Abstract

This paper presents optimal receiver implementations for Zak-OTFS modulation. Zak-OTFS has a receiver structure that includes a twisted convolution filter followed by delay-Doppler domain sampling. We first show that this receiver is equivalent to a correlation demodulator where the receive pulses are determined by the choice of the receive delay-Doppler domain twisted convolution (TC) filter. We formulate the notion of a matched TC filter as the receive TC filter that maximizes the SNR in an additive white Gaussian noise (AWGN) channel, for a given transmit TC filter. We show that the matched TC filter formulation is crucial for understanding noise processes in the delay-Doppler domain.

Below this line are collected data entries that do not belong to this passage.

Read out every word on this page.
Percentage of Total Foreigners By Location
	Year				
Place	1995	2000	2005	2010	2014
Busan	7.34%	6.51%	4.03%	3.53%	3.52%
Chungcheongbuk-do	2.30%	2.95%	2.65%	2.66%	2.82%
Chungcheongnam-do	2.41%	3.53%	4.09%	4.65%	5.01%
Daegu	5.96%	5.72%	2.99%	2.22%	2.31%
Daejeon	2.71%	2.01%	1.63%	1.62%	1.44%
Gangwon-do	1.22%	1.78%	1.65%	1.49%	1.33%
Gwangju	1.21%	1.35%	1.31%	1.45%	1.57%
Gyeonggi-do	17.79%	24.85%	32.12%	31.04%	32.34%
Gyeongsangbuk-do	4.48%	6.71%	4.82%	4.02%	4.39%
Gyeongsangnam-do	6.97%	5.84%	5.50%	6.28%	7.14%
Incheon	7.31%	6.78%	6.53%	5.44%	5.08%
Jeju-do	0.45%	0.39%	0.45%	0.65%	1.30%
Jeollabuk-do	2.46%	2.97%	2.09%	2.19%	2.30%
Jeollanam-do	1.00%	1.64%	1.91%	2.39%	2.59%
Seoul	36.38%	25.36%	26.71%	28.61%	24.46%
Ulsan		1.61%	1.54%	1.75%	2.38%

More generally, for a doubly dispersive channel, we define a receive TC filter that is matched to the twisted convolution of the channel with the transmit TC filter. We show that this receive TC filter, sampled at the delay-Doppler grid points is the optimal Zak-OTFS receiver that recovers sufficient statistics for maximum likelihood detection of the data symbols. We first present an implementation of this optimal receiver for a general sparse doubly dispersive channel which requires radar matched filter processing and involves computing ambiguity functions. We then present a second implementation that uses a receive TC filter that is matched to the transmit TC filter (not the channel) and only requires time and frequency windowing. We show that these two approaches converge when the window supports are large relative to the fundamental periods of the delay-Doppler grid. We also show that the second approach has an interpretation as a rake receiver operating in the delay-Doppler domain.